Theileria annulata and Theileria parva were diagnosed using primers developed based on Al-Saeed et al. (13), Odongo et al. (17), and Al-Hosary et al. (18) which yielded a base pair of 237, 690, and 700. This study's findings in diagnosing the genus Theileria, Theileria annulata, and Theileria parva coincided with the investigations of Lempercur et al. (5), Yaghfoori and Gh(8), d'Oliveira et al. (12), Silatsa et al. (31), Khatoon et al. (32) and Al-Shabbani and Alfatlawi (33). PCR technique is one of the most sensitive and specific methods for determining the pathogens (34-36) and using microscopic analysis of blood smears stained with Giemsa, is not sufficient for detecting species of Theileria that are challenging to discriminate and define the species of Theileria (37-39).

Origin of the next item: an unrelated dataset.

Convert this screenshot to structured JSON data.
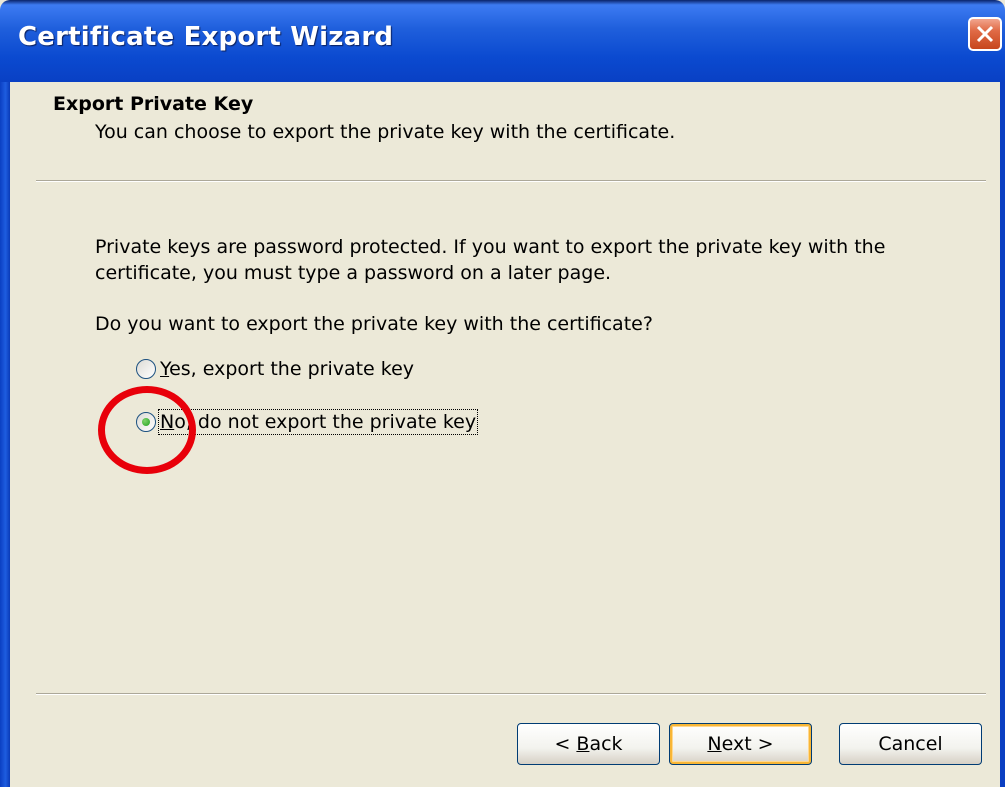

Phylogenetic research helps establish the basis for genetic differences and evolutionary relationships between parasite species. Genetic diversity in parasites is crucial for establishing control strategies like medication treatment and immunization and parasite species (40). Each species might have a unique nucleotide, because the environment impacts it. As a result, the species can adapt to shifting environmental factors. The sequencing results demonstrated the discovery of new isolates, detected for the first time and differ from typical isolates in many nucleotides. The organisms adjust to this situation by mutating to build new genes for proteins, which helps them endure the harsh conditions and prepare for development. The nucleotides change may be caused by environmental causes. When an organism is isolated from its environment, it often responds to the conditions. In these cases, the organism may undergo mutations that affect one or more nucleotides, depending on the triple sequence of the protein molecule, or that affect amino acids with more than one code.

Conclusion

PCR technique is one of the most sensitive and specific methods for determining the Theileria and using microscopic analysis of blood smears stained with Giemsa, is not sufficient for detecting species of Theileria that are challenging to discriminate and define the species of Theileria. In this study new isolates of Theileria in cattle of the Nineveh governorate were reported by using the BLAST tool consisting of three isolates of Theileria annulata, one isolate of Theileria ovis and two isolates of Theileria parva

Acknowledgments

The authors like to thank department of microbiology, college of Veterinary Medicine, University of Mosul for their effort and support given to the current study.

Conflict of interest

The authors confirm no conflicts of interest in the publication of this paper.